The transmogrification of Reagan into a hardline conservative is a rather impressive bit of PR work. As Josh Green detailed in his seminal Washington Monthly piece, "[f]ederal government expanded on his watch. The conservative desire to outlaw abortion was never seriously pursued. Reagan broke with the hardliners in his administration and compromised with the Soviets on arms control. His assault on entitlements never materialized; instead he saved Social Security in 1983. And he repeatedly ignored the fundamental conservative dogma that taxes should never be raised." The guy was a conservative, sure, but he was a conservative in tension with a Democratic Congress. He didn't touch entitlements, didn't arrest government growth, didn't -- in other words -- actualize any of the policies we associate with Reaganite conservatives.

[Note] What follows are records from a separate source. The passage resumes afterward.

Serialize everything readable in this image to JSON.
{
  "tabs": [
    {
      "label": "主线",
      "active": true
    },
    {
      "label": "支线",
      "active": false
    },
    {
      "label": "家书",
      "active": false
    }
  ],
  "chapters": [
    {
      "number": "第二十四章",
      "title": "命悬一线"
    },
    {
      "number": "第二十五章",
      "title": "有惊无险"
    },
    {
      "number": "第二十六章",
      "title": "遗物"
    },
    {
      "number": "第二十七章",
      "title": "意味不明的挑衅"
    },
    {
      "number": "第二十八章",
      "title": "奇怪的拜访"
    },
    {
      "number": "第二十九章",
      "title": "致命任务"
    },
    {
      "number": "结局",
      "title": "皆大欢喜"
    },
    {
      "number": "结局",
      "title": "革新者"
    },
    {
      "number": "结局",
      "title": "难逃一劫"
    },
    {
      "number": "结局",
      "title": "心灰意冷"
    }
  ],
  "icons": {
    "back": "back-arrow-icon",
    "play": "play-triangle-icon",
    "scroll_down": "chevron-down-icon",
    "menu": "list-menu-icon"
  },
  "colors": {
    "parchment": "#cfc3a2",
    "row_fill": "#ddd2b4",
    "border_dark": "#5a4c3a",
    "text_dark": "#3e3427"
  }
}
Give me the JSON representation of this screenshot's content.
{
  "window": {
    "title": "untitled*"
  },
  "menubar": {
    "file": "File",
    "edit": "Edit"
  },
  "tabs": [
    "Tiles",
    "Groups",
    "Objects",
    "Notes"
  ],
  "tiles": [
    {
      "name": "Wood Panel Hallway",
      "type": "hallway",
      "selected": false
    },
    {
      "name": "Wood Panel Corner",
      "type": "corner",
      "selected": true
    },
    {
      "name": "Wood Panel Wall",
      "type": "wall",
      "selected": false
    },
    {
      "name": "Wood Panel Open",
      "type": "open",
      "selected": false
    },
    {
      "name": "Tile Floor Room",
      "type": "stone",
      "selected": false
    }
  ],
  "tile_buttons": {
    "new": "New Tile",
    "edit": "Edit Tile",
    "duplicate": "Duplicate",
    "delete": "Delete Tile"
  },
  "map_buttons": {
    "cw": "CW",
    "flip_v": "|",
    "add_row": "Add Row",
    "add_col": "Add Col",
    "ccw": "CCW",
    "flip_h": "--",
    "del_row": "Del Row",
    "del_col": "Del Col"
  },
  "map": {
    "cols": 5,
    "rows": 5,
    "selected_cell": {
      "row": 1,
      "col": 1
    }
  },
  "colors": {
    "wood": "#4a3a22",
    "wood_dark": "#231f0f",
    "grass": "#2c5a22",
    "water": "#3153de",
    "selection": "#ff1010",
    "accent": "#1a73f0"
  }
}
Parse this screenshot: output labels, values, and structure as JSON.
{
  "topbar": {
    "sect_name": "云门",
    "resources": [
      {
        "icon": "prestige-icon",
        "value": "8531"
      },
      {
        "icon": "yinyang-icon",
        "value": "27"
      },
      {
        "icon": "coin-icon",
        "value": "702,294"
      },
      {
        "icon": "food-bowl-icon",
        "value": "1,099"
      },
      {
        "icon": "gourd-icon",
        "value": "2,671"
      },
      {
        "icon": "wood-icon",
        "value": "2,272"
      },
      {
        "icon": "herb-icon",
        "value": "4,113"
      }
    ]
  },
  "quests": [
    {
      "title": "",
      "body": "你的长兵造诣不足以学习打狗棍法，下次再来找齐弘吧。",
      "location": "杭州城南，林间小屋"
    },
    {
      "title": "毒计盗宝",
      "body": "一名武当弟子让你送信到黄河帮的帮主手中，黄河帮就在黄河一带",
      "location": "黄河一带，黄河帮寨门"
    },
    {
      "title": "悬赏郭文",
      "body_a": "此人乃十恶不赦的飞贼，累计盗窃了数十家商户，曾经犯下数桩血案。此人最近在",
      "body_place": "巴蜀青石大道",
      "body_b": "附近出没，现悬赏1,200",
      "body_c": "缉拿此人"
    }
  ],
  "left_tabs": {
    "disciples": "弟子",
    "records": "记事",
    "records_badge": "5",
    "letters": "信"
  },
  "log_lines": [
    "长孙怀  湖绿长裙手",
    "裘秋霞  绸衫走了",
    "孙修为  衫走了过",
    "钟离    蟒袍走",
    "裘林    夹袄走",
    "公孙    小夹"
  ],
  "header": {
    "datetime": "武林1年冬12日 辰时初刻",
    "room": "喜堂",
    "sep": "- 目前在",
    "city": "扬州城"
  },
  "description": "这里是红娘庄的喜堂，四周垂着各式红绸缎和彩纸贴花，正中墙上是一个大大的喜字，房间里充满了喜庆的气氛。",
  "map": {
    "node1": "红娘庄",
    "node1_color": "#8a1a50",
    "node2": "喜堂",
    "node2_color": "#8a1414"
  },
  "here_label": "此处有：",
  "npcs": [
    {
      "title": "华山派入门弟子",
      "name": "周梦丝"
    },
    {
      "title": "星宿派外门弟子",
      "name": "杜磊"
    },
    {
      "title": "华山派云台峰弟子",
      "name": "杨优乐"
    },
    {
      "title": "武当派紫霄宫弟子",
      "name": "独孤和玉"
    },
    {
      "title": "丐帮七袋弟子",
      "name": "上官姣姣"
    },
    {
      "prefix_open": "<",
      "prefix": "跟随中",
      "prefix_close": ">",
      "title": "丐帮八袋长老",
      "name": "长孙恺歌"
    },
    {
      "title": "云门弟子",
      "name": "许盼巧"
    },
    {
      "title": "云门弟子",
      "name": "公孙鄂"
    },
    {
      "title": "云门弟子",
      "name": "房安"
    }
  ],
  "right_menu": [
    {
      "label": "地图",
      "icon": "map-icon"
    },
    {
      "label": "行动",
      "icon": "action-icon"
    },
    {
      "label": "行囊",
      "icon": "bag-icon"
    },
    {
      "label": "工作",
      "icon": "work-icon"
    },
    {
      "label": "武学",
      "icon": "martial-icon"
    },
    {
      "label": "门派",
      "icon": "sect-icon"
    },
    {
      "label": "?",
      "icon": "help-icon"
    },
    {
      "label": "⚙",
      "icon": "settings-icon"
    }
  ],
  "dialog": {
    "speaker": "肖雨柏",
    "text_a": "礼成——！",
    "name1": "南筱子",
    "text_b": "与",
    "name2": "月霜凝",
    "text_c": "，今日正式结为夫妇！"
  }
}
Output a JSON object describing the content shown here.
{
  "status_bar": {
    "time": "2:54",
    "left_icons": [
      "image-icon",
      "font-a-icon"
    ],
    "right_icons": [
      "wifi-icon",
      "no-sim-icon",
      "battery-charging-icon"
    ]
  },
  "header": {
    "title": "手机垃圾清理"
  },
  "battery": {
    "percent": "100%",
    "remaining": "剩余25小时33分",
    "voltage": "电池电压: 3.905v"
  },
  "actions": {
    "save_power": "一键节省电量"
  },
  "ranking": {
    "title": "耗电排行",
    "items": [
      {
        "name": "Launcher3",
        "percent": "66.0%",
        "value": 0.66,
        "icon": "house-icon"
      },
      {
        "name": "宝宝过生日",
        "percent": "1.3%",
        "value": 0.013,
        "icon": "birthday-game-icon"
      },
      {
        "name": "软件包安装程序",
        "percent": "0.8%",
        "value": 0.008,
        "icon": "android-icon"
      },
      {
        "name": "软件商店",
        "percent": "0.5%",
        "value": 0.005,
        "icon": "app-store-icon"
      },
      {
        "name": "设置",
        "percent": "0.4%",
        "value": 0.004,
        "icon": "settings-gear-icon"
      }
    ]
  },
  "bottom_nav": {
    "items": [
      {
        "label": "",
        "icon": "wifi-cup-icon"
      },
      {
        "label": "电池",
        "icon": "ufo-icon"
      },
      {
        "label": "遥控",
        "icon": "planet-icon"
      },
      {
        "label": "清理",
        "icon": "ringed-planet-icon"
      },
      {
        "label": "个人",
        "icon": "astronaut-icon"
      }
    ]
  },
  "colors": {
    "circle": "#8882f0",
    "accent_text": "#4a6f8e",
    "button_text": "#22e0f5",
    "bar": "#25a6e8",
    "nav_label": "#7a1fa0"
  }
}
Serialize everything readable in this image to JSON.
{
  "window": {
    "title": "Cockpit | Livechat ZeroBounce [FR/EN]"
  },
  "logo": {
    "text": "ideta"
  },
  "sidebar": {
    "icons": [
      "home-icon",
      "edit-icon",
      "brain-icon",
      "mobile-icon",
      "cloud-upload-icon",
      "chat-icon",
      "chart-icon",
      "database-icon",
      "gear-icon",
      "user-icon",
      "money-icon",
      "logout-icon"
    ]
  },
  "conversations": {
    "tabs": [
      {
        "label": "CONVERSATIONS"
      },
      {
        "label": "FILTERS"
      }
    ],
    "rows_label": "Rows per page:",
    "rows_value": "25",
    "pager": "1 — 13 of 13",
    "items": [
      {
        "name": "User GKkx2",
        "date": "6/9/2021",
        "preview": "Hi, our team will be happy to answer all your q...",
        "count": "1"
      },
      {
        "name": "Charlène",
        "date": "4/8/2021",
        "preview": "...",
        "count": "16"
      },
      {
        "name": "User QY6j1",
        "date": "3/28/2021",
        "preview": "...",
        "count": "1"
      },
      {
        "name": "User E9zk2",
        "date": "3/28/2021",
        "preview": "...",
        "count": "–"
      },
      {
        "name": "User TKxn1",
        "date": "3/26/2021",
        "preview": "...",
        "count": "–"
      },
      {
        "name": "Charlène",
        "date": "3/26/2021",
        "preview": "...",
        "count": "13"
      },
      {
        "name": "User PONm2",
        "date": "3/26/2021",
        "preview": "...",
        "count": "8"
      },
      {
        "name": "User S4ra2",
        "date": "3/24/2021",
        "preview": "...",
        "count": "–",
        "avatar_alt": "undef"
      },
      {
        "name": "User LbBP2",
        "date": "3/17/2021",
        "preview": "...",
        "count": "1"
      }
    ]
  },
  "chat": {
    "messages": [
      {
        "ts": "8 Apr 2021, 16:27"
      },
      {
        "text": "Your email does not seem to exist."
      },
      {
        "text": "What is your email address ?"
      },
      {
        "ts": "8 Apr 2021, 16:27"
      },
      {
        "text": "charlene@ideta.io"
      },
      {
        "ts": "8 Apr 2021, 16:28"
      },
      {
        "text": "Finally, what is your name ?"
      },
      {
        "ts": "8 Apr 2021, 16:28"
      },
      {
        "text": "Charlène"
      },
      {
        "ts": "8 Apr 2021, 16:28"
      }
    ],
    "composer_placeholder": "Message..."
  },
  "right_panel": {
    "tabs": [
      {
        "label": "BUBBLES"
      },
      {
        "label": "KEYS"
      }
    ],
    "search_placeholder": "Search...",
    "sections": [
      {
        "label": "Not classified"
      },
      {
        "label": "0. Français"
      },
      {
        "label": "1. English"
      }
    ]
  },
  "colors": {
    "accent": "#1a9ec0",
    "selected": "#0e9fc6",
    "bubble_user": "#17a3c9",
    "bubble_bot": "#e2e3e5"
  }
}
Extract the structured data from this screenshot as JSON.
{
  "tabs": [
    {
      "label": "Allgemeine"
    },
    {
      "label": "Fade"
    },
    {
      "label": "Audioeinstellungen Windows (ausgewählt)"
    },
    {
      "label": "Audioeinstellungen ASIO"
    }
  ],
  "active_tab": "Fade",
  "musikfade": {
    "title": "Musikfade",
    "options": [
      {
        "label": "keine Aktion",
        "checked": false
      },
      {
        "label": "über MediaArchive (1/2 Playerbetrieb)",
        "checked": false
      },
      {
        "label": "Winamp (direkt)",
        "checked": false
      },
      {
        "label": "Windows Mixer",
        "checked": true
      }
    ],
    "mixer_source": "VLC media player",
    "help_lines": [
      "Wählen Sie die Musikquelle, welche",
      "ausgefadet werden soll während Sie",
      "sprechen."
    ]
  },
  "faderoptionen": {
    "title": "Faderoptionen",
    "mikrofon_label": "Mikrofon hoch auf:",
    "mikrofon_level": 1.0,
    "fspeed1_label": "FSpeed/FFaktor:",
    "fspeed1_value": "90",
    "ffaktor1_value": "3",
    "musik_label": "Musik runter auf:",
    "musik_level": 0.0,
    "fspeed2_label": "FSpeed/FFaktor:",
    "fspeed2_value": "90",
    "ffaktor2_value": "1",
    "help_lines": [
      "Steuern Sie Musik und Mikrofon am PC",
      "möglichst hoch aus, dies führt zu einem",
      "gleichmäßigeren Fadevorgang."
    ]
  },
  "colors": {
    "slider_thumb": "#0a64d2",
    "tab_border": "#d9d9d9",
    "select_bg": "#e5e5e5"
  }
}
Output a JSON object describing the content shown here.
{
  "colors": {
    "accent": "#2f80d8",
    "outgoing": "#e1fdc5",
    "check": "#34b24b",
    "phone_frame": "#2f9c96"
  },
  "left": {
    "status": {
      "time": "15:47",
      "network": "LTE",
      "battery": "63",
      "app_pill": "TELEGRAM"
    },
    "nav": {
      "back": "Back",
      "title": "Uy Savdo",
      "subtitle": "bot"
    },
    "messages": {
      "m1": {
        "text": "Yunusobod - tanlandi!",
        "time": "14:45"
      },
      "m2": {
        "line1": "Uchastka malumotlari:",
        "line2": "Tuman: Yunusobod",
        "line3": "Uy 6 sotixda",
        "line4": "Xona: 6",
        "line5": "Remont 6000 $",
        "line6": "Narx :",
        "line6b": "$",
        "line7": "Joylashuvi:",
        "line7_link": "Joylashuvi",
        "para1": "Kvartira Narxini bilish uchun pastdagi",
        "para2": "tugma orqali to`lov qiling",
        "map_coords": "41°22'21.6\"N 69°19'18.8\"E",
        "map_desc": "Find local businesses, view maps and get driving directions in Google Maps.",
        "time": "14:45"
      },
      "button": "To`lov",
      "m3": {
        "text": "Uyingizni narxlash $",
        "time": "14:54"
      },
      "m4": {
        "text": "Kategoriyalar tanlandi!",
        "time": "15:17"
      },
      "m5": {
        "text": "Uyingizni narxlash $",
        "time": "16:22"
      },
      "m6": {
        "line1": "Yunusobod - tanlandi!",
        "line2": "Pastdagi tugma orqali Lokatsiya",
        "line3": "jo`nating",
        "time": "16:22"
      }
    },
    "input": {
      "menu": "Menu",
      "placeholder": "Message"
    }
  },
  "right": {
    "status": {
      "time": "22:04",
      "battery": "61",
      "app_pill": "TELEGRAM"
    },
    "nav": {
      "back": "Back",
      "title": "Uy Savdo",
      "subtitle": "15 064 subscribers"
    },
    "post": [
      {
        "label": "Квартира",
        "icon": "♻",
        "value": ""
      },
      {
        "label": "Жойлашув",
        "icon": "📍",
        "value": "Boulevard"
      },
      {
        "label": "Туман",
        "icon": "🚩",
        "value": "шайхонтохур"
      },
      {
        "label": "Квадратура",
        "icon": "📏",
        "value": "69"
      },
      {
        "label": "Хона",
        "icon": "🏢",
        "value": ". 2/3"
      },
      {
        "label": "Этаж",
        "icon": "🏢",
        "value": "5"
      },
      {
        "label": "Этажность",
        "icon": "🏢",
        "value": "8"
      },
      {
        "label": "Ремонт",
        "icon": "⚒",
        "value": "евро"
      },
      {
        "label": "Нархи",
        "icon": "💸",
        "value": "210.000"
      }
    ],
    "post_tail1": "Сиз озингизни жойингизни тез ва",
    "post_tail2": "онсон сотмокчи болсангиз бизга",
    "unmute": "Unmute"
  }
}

The leader who did give those approaches a shot was Newt Gingrich. But you rarely hear any Republicans yearning for a leader from the Gingrich school of policy thought. Turns out that when you actually try and cut Medicare, you lose all your seats in Congress. That's the great Republican shell game: Reagan can be idolized because the Democratic Congress helpfully kept him from legislating out his small-government conservatism. When Republicans try, as Newt Gingrich did in the 90s and Bush did with Social Security privatization, they get murdered. So it's back to believing in Reagan, who never really tried, and thus never really failed, but he sure did sound nice talking about it.
April 29, 2007
Is it something about France that makes people stupid?
(Posted by John.)
I've basically assumed America will never, ever forgive the French in general, and Jacques Chirac in particular, for being right about Iraq. Fine. But the sheer volume of ignorant belief (North) Americans have about France is overwhelming sometimes, and this is unbearable with all the coverage of the French election. Up north you've got Canadian columnists writing that the UK's economy is "far stronger than France's" (it isn't) and that France is a second-rank military power (after the US, everyone's second rank.) In the US you've got the more common derision for the idea that the French would dare indulge in leisure time and have slightly less money. Horrors!
Mark Weisbrot has a good column explaining that, no, France's economic problems are no more severe than those faced by any other G8 country, including the US. At the very least, there's no convincing evidence that the usual proposed "solution" -- more liberalized market reforms -- is going to solve the problems France faces.